Laser Interferometer in Presence of Scalar field on Gravitational Wave Background

TL;DR

This paper investigates how a scalar field from a five-dimensional gravity model influences gravitational wave detection, analyzing electromagnetic wave behavior in interferometers to identify potential signals of extra dimensions.

Contribution

It provides exact solutions for coupled scalar and electromagnetic fields in a 4D theory derived from 5D gravity and examines their effects on interferometric gravitational wave detection.

Findings

Scalar field affects electromagnetic wave amplitude in interferometers

Exact wave solutions for scalar-electromagnetic coupled system

Potential signals indicating extra dimensions in gravitational wave data

Abstract

Detection of gravitational waves (GW) opened new windows on fundamental physics and it would be natural to search how the role of extra dimensional effects can be traced to gravitational wave physics. In this article, we consider a toy model of five dimensional pure gravity theory compactified on a circle.
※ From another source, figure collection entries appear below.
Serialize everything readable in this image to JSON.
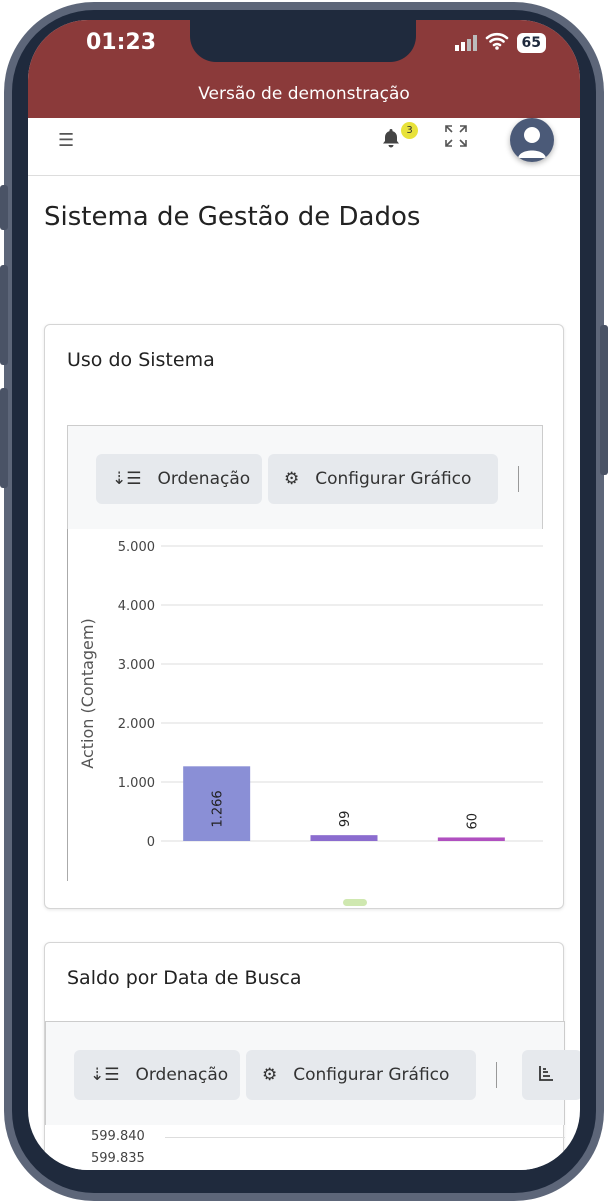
{
  "status_bar": {
    "time": "01:23",
    "battery": "65"
  },
  "banner": "Versão de demonstração",
  "appbar": {
    "notification_count": "3"
  },
  "page_title": "Sistema de Gestão de Dados",
  "cards": [
    {
      "title": "Uso do Sistema",
      "toolbar": {
        "sort_label": "Ordenação",
        "config_label": "Configurar Gráfico"
      }
    },
    {
      "title": "Saldo por Data de Busca",
      "toolbar": {
        "sort_label": "Ordenação",
        "config_label": "Configurar Gráfico"
      },
      "y_ticks_visible": [
        "599.840",
        "599.835"
      ]
    }
  ],
  "chart_data": {
    "type": "bar",
    "ylabel": "Action (Contagem)",
    "ylim": [
      0,
      5000
    ],
    "y_ticks": [
      "0",
      "1.000",
      "2.000",
      "3.000",
      "4.000",
      "5.000"
    ],
    "values": [
      1266,
      99,
      60
    ],
    "value_labels": [
      "1.266",
      "99",
      "60"
    ],
    "colors": [
      "#8a8fd6",
      "#8b6ccf",
      "#b050c0"
    ],
    "grid": true
  }
}
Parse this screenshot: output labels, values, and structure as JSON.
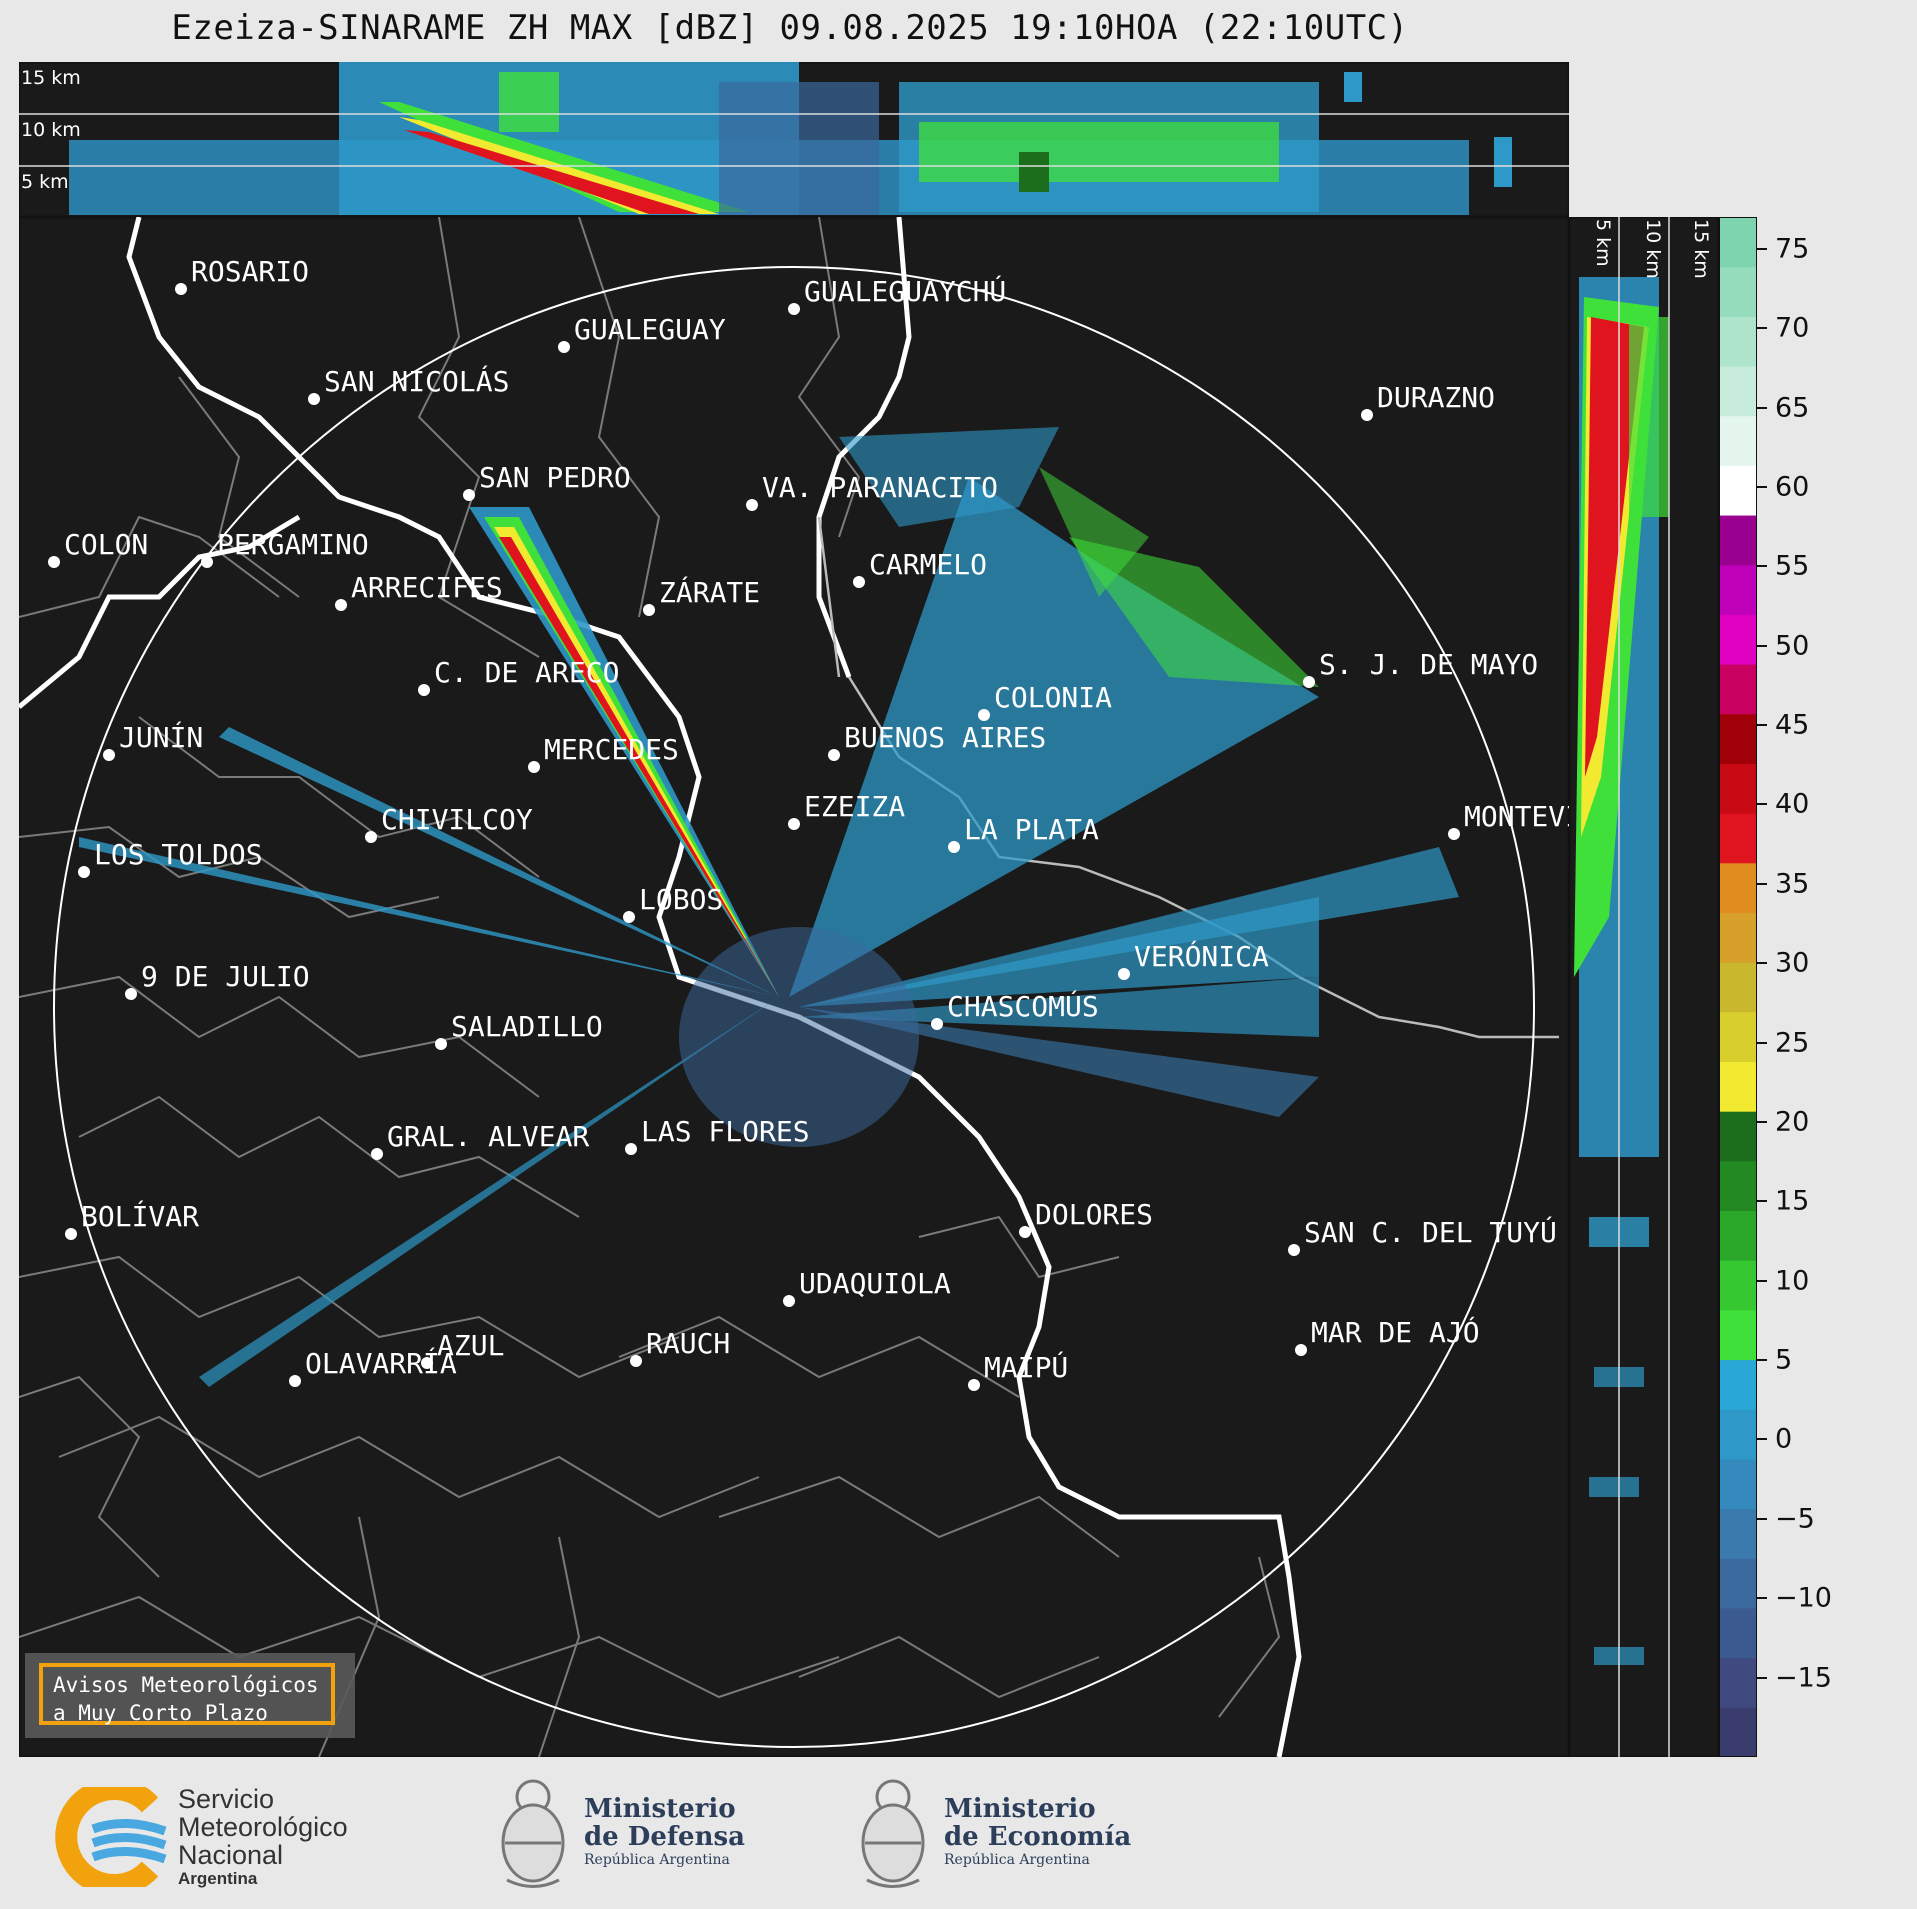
{
  "title": "Ezeiza-SINARAME ZH MAX [dBZ] 09.08.2025 19:10HOA (22:10UTC)",
  "top_section": {
    "height_labels": [
      "15 km",
      "10 km",
      "5 km"
    ]
  },
  "side_section": {
    "height_labels": [
      "5 km",
      "10 km",
      "15 km"
    ]
  },
  "colorbar": {
    "ticks": [
      "75",
      "70",
      "65",
      "60",
      "55",
      "50",
      "45",
      "40",
      "35",
      "30",
      "25",
      "20",
      "15",
      "10",
      "5",
      "0",
      "−5",
      "−10",
      "−15"
    ],
    "tick_values": [
      75,
      70,
      65,
      60,
      55,
      50,
      45,
      40,
      35,
      30,
      25,
      20,
      15,
      10,
      5,
      0,
      -5,
      -10,
      -15
    ],
    "range": [
      -20,
      77
    ],
    "colors_bottom_to_top": [
      "#3a3c6e",
      "#404a80",
      "#3b5a8f",
      "#3a6a9e",
      "#3a7aad",
      "#3489bd",
      "#2e98c8",
      "#29a7d6",
      "#3fe03a",
      "#35c830",
      "#2ba82a",
      "#238a22",
      "#1d6e1c",
      "#f2ea30",
      "#d8cf2c",
      "#c9b82e",
      "#d6a02a",
      "#e08c1e",
      "#e0141e",
      "#c80a14",
      "#a00008",
      "#c80060",
      "#e000c0",
      "#c000b8",
      "#9a0090",
      "#ffffff",
      "#e4f6ee",
      "#c8ecdc",
      "#aee4cc",
      "#94dcbc",
      "#7dd4ae"
    ]
  },
  "cities": [
    {
      "name": "ROSARIO"
    },
    {
      "name": "GUALEGUAYCHÚ"
    },
    {
      "name": "GUALEGUAY"
    },
    {
      "name": "SAN NICOLÁS"
    },
    {
      "name": "DURAZNO"
    },
    {
      "name": "SAN PEDRO"
    },
    {
      "name": "VA. PARANACITO"
    },
    {
      "name": "COLON"
    },
    {
      "name": "PERGAMINO"
    },
    {
      "name": "CARMELO"
    },
    {
      "name": "ARRECIFES"
    },
    {
      "name": "ZÁRATE"
    },
    {
      "name": "S. J. DE MAYO"
    },
    {
      "name": "C. DE ARECO"
    },
    {
      "name": "COLONIA"
    },
    {
      "name": "BUENOS AIRES"
    },
    {
      "name": "JUNÍN"
    },
    {
      "name": "MERCEDES"
    },
    {
      "name": "EZEIZA"
    },
    {
      "name": "MONTEVIDEO"
    },
    {
      "name": "CHIVILCOY"
    },
    {
      "name": "LA PLATA"
    },
    {
      "name": "LOS TOLDOS"
    },
    {
      "name": "LOBOS"
    },
    {
      "name": "VERÓNICA"
    },
    {
      "name": "9 DE JULIO"
    },
    {
      "name": "CHASCOMÚS"
    },
    {
      "name": "SALADILLO"
    },
    {
      "name": "GRAL. ALVEAR"
    },
    {
      "name": "LAS FLORES"
    },
    {
      "name": "BOLÍVAR"
    },
    {
      "name": "DOLORES"
    },
    {
      "name": "SAN C. DEL TUYÚ"
    },
    {
      "name": "UDAQUIOLA"
    },
    {
      "name": "MAR DE AJÓ"
    },
    {
      "name": "RAUCH"
    },
    {
      "name": "AZUL"
    },
    {
      "name": "MAIPÚ"
    },
    {
      "name": "OLAVARRÍA"
    }
  ],
  "badge": {
    "line1": "Avisos Meteorológicos",
    "line2": "a Muy Corto Plazo"
  },
  "footer": {
    "smn": {
      "line1": "Servicio",
      "line2": "Meteorológico",
      "line3": "Nacional",
      "line4": "Argentina"
    },
    "defensa": {
      "line1": "Ministerio",
      "line2": "de Defensa",
      "line3": "República Argentina"
    },
    "economia": {
      "line1": "Ministerio",
      "line2": "de Economía",
      "line3": "República Argentina"
    }
  }
}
The resulting four dimensional theory is a scalar-Maxwell theory which is minimally coupled with gravity. By finding the equations of motion for scalar, electric and magnetic fields , we would be able to find exact wave solutions of coupled equations which are zero mode solutions. We also perform perturbation in order to consider non-zero modes of electromagnetic fields .\\ Having these solutions at hand, we study the recombination of scalar-affected electromagnetic waves (EWs) in a typical Michelson interferometer. In particular , we obtain, up to to first order , the change of amplitude of electromagnetic power due to presence of this scalar field which may reveal some signals of extra dimension.